Bob Paige <[email protected]> wrote:
> [-- text/plain, encoding 7bit, charset: ISO-8859-1, 88 lines --]

> The root of the problem seems to be these phony conflicts. I've only done a
> merge once (our release guy usually does them) and it is painful. I guess
> that is why he wants to avoid the phony conflicts.

Hm, you must be leaving out a step.  The first time you merge from
branch to trunk, you can do

    cvs update -A               # back to trunk
    cvs update -j branch_tag

and fix conflicts, commit.  The second and subsequent times, you have
to do something else to avoid reapplying those changes.

First: put a tag at the tip of the branch from which you just merged.

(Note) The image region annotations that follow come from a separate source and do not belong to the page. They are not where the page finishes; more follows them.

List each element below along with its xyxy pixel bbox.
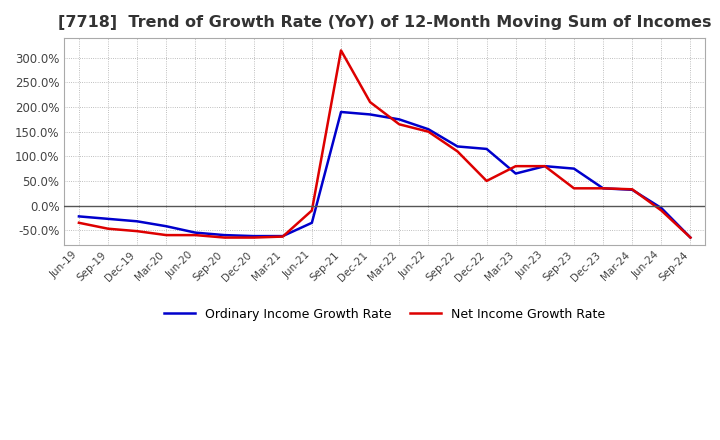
Net Income Growth Rate (279, 234, 287, 239)
Ordinary Income Growth Rate (686, 235, 695, 240)
Net Income Growth Rate (453, 149, 462, 154)
Ordinary Income Growth Rate (541, 164, 549, 169)
Net Income Growth Rate (599, 186, 608, 191)
Ordinary Income Growth Rate (279, 234, 287, 239)
Net Income Growth Rate (191, 232, 199, 238)
Title: [7718]  Trend of Growth Rate (YoY) of 12-Month Moving Sum of Incomes: [7718] Trend of Growth Rate (YoY) of 12-… (58, 15, 711, 30)
Net Income Growth Rate (395, 121, 404, 127)
Ordinary Income Growth Rate (162, 224, 171, 229)
Ordinary Income Growth Rate (628, 187, 636, 192)
Net Income Growth Rate (307, 208, 316, 213)
Ordinary Income Growth Rate (133, 219, 142, 224)
Ordinary Income Growth Rate (570, 166, 578, 171)
Ordinary Income Growth Rate (395, 117, 404, 122)
Net Income Growth Rate (482, 178, 491, 183)
Net Income Growth Rate (686, 235, 695, 240)
Ordinary Income Growth Rate (249, 234, 258, 239)
Ordinary Income Growth Rate (657, 205, 666, 211)
Net Income Growth Rate (570, 186, 578, 191)
Ordinary Income Growth Rate (366, 112, 374, 117)
Line: Ordinary Income Growth Rate: Ordinary Income Growth Rate (79, 112, 690, 238)
Net Income Growth Rate (75, 220, 84, 225)
Net Income Growth Rate (249, 235, 258, 240)
Net Income Growth Rate (337, 48, 346, 53)
Net Income Growth Rate (628, 187, 636, 192)
Ordinary Income Growth Rate (511, 171, 520, 176)
Ordinary Income Growth Rate (220, 232, 229, 238)
Ordinary Income Growth Rate (599, 186, 608, 191)
Ordinary Income Growth Rate (337, 110, 346, 115)
Net Income Growth Rate (657, 208, 666, 213)
Net Income Growth Rate (424, 129, 433, 134)
Ordinary Income Growth Rate (104, 216, 112, 221)
Ordinary Income Growth Rate (191, 230, 199, 235)
Net Income Growth Rate (366, 99, 374, 105)
Net Income Growth Rate (162, 232, 171, 238)
Net Income Growth Rate (541, 164, 549, 169)
Ordinary Income Growth Rate (307, 220, 316, 225)
Ordinary Income Growth Rate (482, 146, 491, 151)
Ordinary Income Growth Rate (424, 127, 433, 132)
Net Income Growth Rate (133, 228, 142, 234)
Ordinary Income Growth Rate (453, 144, 462, 149)
Legend: Ordinary Income Growth Rate, Net Income Growth Rate: Ordinary Income Growth Rate, Net Income … (158, 303, 611, 326)
Ordinary Income Growth Rate (75, 214, 84, 219)
Net Income Growth Rate (104, 226, 112, 231)
Net Income Growth Rate (511, 164, 520, 169)
Net Income Growth Rate (220, 235, 229, 240)
Line: Net Income Growth Rate: Net Income Growth Rate (79, 51, 690, 238)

    cvs tag -r branch_tag branch_MERGED

Later when more work has been committed to the branch and you want
to fold it into the trunk, you do something like this:

    cvs update -A                               # back to trunk
    cvs update -j branch_MERGED -j branch_tag
fix conflicts, test...
    cvs commit
    cvs tag -F -r branch_tag branch_MERGED

The idea is to always leave a tag behind you, here "branch_MERGED",
at the point on the branch from which you just merged.  The next
time around, this allows you to use the two "-j" form of update
and merge only from the previous merge point to the new tip.  You
move the "branch_MERGED" tag after each merge;  the "-F" option is
necessary because the tag already exists.

CvsNT keeps track of the last merge point automatically (in the
log message, I think) but I'm not sure how to make use of it.
Unix cvs doesn't and you have to manipulate a tag yourself.